Tuesday, June 17, 2008

So my boss and I are walking to court one morning

and he remarks to me that his eldest son is "independently wealthy" (his actual words), lives in L.A. and writes comic books. This strikes me as interesting, but alarm bells don't begin to sound until he tells me that one of his son's books has been optioned by Hollywood. And as soon as he tells me this it dawns on me that he shares a surname with the creator of this. My boss' son is the author of the graphic novel Scott Pilgrim vs. The World and its sequels.

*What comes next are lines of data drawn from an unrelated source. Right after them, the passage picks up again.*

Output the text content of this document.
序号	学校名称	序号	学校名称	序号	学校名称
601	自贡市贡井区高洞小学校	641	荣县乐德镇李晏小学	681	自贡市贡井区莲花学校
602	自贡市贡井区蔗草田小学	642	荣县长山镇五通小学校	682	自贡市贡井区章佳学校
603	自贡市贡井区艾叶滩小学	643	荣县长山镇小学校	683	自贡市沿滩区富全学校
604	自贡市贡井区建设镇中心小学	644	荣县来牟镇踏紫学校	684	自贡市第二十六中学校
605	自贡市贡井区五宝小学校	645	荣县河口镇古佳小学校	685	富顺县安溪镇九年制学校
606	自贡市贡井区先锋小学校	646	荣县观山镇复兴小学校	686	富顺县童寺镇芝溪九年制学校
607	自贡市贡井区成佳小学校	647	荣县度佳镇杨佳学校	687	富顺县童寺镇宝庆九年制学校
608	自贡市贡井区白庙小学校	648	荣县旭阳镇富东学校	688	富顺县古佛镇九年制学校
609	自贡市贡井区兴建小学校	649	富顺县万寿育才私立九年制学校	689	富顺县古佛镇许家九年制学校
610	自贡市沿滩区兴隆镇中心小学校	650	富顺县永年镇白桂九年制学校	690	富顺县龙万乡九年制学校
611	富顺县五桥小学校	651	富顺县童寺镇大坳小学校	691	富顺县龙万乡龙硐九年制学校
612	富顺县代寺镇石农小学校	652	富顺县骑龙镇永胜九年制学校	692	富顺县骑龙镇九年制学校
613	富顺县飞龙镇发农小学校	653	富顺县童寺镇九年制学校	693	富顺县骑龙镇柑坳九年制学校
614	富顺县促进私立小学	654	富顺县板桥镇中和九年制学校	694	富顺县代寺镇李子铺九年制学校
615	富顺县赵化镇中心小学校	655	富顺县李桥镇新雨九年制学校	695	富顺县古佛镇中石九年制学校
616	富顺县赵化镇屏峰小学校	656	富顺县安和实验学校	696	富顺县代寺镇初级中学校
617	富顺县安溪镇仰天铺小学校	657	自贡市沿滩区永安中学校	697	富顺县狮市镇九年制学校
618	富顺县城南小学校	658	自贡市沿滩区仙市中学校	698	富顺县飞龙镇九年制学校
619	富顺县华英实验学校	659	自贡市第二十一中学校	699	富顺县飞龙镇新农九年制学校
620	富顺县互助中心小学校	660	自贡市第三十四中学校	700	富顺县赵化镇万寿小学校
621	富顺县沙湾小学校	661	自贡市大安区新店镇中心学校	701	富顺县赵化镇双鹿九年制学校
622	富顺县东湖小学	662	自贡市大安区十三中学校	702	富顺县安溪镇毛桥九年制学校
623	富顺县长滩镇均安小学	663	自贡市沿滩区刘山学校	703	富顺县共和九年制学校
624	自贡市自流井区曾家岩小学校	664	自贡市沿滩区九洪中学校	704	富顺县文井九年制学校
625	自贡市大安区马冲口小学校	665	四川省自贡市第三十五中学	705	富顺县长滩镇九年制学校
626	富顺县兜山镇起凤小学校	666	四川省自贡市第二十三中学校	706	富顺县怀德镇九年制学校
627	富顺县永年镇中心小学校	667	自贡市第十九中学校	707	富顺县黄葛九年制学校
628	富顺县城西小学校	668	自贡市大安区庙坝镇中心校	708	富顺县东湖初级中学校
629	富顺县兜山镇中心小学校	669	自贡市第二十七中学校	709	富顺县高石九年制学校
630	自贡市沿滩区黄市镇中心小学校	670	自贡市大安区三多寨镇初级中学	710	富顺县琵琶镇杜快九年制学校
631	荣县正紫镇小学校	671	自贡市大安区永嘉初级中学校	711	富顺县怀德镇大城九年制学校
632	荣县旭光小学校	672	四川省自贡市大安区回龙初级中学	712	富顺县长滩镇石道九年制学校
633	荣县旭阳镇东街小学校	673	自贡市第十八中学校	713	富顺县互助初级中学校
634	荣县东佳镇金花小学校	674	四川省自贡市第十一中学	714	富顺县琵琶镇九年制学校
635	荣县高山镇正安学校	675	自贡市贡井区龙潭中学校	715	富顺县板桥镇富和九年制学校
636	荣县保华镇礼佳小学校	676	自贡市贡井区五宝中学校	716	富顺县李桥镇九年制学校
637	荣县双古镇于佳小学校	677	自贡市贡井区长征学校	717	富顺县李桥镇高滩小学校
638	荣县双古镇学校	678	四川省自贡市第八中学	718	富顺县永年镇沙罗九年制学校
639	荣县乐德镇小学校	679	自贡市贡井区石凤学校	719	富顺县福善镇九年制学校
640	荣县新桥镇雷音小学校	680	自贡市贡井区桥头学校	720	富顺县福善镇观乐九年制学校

When my jaw dropped (it really did), my boss was as surprised as I was. Scott Pilgrim is not yet particularly well known, and I don't seldom read graphic novels. I just happened to have read this particular series because it takes place in my old neighbourhood in Toronto (Bathurst and St. Clair) and features many local landmarks (like the Wychwood Library, where homeless people sleep in the carrels and ruin my studying!, or Lee's Palace, pictured above); because it's trendy and clever, informed in equal measure by Japanese anime and North American indie rock; and because Michael Cera is supposedly slated to star as Scott Pilgrim and I wanted to stay ahead of the hipster curve. (This is also why I want to read Watchmen before next year. The line between loser and hipster has never been as narrow as it is at the dawn of the twenty-first century.)

This has little to do with me and still less to do with my job. It did relate to the law in one small respect, however: after confirming that the artist was flesh and blood and in fact related to someone I knew, I felt bad about downloading his work off the internet.

Who knew: it turns out I'm opposed to illegal file-sharing when the victim has a face.

I'll probably go out and buy the Scott Pilgrim books for real. Soon. And Watchmen while I'm at it, in case Alan Moore turns out to be my cousin's babysitter or something.

Don't tell my boss I ripped off his son.

1 comment:

Ryan Marr said...

I find it odd that you would feel bad for ripping off his son when the whole conversation began with your boss randomly proclaiming "his eldest son is 'independently wealthy'".